Sacombank , bank penjual, mengirimkan dua pesan Swift ke Ajman Bank PJSC - Cabang Sheikh Zayed Road Dubai, bank pembeli, meminta pembayaran dan pengembalian dokumen, tetapi hal ini tidak dipenuhi.
Menurut verifikasi perusahaan, dokumen pengiriman diserahkan oleh DHL kepada petugas keamanan di Ajman Bank PJSC - Cabang Sheikh Zayed Road Dubai - tetapi keberadaan dokumen tersebut tidak diketahui. Perusahaan pengiriman menyatakan bahwa mereka menyelesaikan penyerahan setelah semua dokumen yang diperlukan tersedia.
Menurut Vinacas, selain kasus Perusahaan Tin Mai, setidaknya dua bisnis lain di industri lada dan rempah-rempah menghadapi situasi serupa dengan pelanggan dan bank yang sama. Meskipun nilai tiga kontainer barang dari tiga bisnis tersebut hanya sekitar $300.000 (lebih dari 7 miliar VND), isinya adalah tiga produk yang berbeda. Oleh karena itu, sangat mungkin terjadi kolusi, konspirasi, dan dugaan penipuan oleh pelanggan (pembeli) dan bank di pihak pembeli.
"Jika kecurigaan ini benar, ini akan menjadi peristiwa langka yang terjadi di jantung distrik keuangan Dubai," kata seorang perwakilan Vinacas.
Asosiasi Kacang Mete Vietnam menghubungi Kantor Perdagangan Vietnam di UEA untuk meminta bantuan. Secara bersamaan, asosiasi tersebut berkoordinasi dengan Asosiasi Lada dan Rempah untuk mengadakan pertemuan dengan pelaku usaha guna mengumpulkan informasi komprehensif, dan selanjutnya secara resmi mengajukan petisi kepada pihak berwenang terkait di Vietnam dan UEA untuk mempertimbangkan dan mendukung pelaku usaha dalam menyelesaikan masalah tersebut.
Vinacas juga mendesak pelaku bisnis di industri ini, jika mengalami situasi serupa, untuk segera menghubungi kantor Vinacas guna memberikan informasi.
Pada bulan April 2023, Sebuah perusahaan afiliasi Vinacas mendapati 5 kontainer kacang mete yang diekspor oleh Bea Cukai Pelabuhan Mostaganem di Aljazair dilelang tanpa pemberitahuan sebelumnya. Nilai total pengiriman tersebut sekitar US$466.900 (hampir 11 miliar VND).
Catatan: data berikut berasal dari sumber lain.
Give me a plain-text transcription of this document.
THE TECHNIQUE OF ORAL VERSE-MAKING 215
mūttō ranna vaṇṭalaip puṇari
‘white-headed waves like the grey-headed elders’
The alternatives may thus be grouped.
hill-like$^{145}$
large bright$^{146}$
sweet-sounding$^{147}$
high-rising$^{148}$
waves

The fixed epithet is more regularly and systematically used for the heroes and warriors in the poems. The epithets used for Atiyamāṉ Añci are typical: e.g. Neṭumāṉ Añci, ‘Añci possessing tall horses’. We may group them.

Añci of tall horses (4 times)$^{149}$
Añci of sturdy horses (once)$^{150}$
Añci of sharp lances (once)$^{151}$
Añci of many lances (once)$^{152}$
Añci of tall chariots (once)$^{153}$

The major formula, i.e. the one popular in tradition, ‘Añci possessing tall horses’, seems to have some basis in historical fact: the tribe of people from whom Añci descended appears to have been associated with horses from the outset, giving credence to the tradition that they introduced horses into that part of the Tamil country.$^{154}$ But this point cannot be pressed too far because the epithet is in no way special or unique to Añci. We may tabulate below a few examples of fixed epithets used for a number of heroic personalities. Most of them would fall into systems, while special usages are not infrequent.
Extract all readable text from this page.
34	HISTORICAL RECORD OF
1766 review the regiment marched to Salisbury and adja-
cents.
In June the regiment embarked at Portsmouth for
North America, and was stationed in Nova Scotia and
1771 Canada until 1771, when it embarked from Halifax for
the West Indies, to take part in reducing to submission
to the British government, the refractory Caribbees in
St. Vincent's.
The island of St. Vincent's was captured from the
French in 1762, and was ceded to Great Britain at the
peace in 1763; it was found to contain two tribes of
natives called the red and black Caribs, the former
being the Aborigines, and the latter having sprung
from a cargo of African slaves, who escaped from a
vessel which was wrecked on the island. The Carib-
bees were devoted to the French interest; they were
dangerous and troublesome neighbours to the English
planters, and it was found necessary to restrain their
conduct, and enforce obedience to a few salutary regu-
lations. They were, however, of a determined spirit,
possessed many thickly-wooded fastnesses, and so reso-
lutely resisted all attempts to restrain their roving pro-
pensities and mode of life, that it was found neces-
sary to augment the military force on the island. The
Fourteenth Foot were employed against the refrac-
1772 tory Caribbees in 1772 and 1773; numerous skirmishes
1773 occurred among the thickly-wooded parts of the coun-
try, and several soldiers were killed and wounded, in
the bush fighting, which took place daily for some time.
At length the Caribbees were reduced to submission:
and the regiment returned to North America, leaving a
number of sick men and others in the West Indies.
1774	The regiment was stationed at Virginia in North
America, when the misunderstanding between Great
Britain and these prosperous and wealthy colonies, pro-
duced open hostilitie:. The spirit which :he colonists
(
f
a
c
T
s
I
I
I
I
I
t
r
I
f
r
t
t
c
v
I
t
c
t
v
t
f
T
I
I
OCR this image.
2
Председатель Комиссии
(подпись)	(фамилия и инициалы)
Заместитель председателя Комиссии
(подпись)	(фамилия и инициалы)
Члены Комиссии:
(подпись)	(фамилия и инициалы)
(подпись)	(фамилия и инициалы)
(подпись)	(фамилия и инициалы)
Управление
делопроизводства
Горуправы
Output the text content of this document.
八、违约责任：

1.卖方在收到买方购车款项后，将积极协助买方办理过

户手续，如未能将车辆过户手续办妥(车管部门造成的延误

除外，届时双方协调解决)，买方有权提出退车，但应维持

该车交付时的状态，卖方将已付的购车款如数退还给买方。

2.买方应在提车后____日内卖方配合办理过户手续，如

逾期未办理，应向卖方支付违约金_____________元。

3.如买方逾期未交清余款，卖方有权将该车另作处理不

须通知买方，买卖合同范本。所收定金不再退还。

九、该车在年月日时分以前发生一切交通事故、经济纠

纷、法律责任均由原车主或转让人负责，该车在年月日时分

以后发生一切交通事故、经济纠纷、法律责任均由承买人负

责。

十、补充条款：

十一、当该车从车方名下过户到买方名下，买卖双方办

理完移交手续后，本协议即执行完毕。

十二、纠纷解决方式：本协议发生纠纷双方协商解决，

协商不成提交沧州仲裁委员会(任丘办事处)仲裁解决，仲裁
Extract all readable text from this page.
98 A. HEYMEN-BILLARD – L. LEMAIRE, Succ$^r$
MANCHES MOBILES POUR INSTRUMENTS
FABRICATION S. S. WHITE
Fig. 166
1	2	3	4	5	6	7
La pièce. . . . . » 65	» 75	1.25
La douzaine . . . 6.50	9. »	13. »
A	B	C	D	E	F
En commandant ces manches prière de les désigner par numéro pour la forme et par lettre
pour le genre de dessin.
Alasannya adalah pelanggan perusahaan Vietnam tersebut, Eurl ATS Food (Aljazair), tidak dapat menyelesaikan prosedur bea cukai karena Kementerian Perdagangan Aljazair telah memasukkannya ke dalam daftar perusahaan yang terlibat dalam penipuan perdagangan sejak Juni 2022.
Sebelumnya, pada Maret 2022, lima perusahaan pengekspor kacang mete Vietnam juga kehilangan kendali atas 36 kontainer barang, senilai lebih dari 7 juta dolar AS, beserta 36 set dokumen asli di sebuah pelabuhan Italia.
Pembeli tersebut kemungkinan besar adalah pelaku penipuan dalam kasus hilangnya 36 kontainer kacang mete. Orang ini "secara ilegal menyita dokumen asli tanpa membayar penjual."